For indirect conversion detectors, CsI has proved the superior scintillator material. In addition to the high atomic number and high density of CsI, the needle-like structure of CsI strongly reduces the spreading of light in the scintillator that allows the use of a thicker layer with higher efficiency compared with unstructured scintillators [1, 2325]. Due to the high efficiency of CsI, lower dose levels are recommended with CsI-FPD systems than with screen-film systems [26]. Both the slot-scan CCD system and the lens-coupled CCD systems use CsI as scintillator. The doses used with these systems were comparable, but a significant difference in contrast-detail performance was found in favor of the slot-scan CCD system. This can be explained by the demagnification process that results in low optical coupling efficiency for the lens-coupled CCD system, with a resulting lower imaging quality [1, 2, 27]. Furthermore, the lens-coupled CCD system uses a grid, which is not needed in the slot-scan CCD system, as has been discussed.

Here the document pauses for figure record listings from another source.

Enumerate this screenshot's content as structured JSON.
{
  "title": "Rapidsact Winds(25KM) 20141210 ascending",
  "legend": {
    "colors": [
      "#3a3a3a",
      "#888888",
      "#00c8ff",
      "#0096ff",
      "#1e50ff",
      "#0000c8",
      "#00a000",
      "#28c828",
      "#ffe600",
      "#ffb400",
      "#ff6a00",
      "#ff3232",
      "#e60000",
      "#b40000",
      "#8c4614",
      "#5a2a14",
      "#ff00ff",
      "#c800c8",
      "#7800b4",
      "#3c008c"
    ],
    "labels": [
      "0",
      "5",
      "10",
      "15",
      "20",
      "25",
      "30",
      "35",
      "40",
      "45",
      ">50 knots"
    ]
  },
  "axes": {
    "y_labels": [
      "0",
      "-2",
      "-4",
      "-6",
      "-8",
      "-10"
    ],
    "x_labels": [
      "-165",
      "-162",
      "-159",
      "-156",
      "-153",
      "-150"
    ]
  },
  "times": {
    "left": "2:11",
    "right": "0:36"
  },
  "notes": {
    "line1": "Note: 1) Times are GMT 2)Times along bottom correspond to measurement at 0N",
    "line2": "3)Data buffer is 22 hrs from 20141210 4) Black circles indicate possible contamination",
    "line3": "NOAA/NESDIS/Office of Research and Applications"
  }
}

Although better results were found with the CsI slot-scan CCD system, we found no differences in contrast-detail results for the CsI-FPDs as compared with the other scintillator-based GOS and storage-phosphor systems. GOS is an unstructured granular material. Visible light emitted in such material may spread to adjacent pixels, thereby reducing spatial resolution and image quality [1]. In CR, image quality is deteriorated by internally generated noise in these systems, i.e., luminescence and granularity noise [1, 2]. Superior image quality for CsI-FPD systems compared with GOS-FPD and CR could have been expected and has been reported in a number of studies [24, 2830]. However, in the present study, the effective dose found for the CsI-FPD systems was at least a factor 2 lower than with the other systems. This lower dose may have been insufficient for optimal contrast-detail performance in the CsI-FPD systems.

Study limitations

In the present study, differences in contrast-detail performance found between the digital radiography systems have been primarily explained by their system design, as dose alone could not clarify the differences found. Nevertheless, postprocessing methods may also comprise substantial influence on system performance [31, 32]. We tried to limit these effects by optimizing the window-width and window-level settings for each system and by not allowing postprocessing handlings (other than roaming) by the observers during image reading. Yet, possible specific postprocessing methods (such as MUSICA or other typical system postprocessing techniques developed by the manufacturers) were not manipulated nor evaluated in the present study.

Contrast-detail studies provide important information of image quality. However, a CDRAD object provides a limited representation of clinical images because of lack of anatomical noise in these images. Quantum noise and thus dose level may play a more central role in contrast-detail studies than in clinical studies with patients or anthropomorphic phantoms [33]. More data are needed to precisely determine the effect of difference in contrast-detail performance between various digital radiography systems for imaging patients in clinical practice.

The eight different digital radiography systems were not compared with identical systems settings (e.g., mAs and kV), as the starting point of the study was evaluating these systems as used in clinical practice. Furthermore, the systems have been optimized in different institutions. As a result, the contrast-detail performance may have been affected by suboptimal system settings although it should be noted that strategies for optimal parameter settings for digital systems have not been determined yet. Possible influences of parameter settings for the individual systems used were therefore beyond the scope of the present study.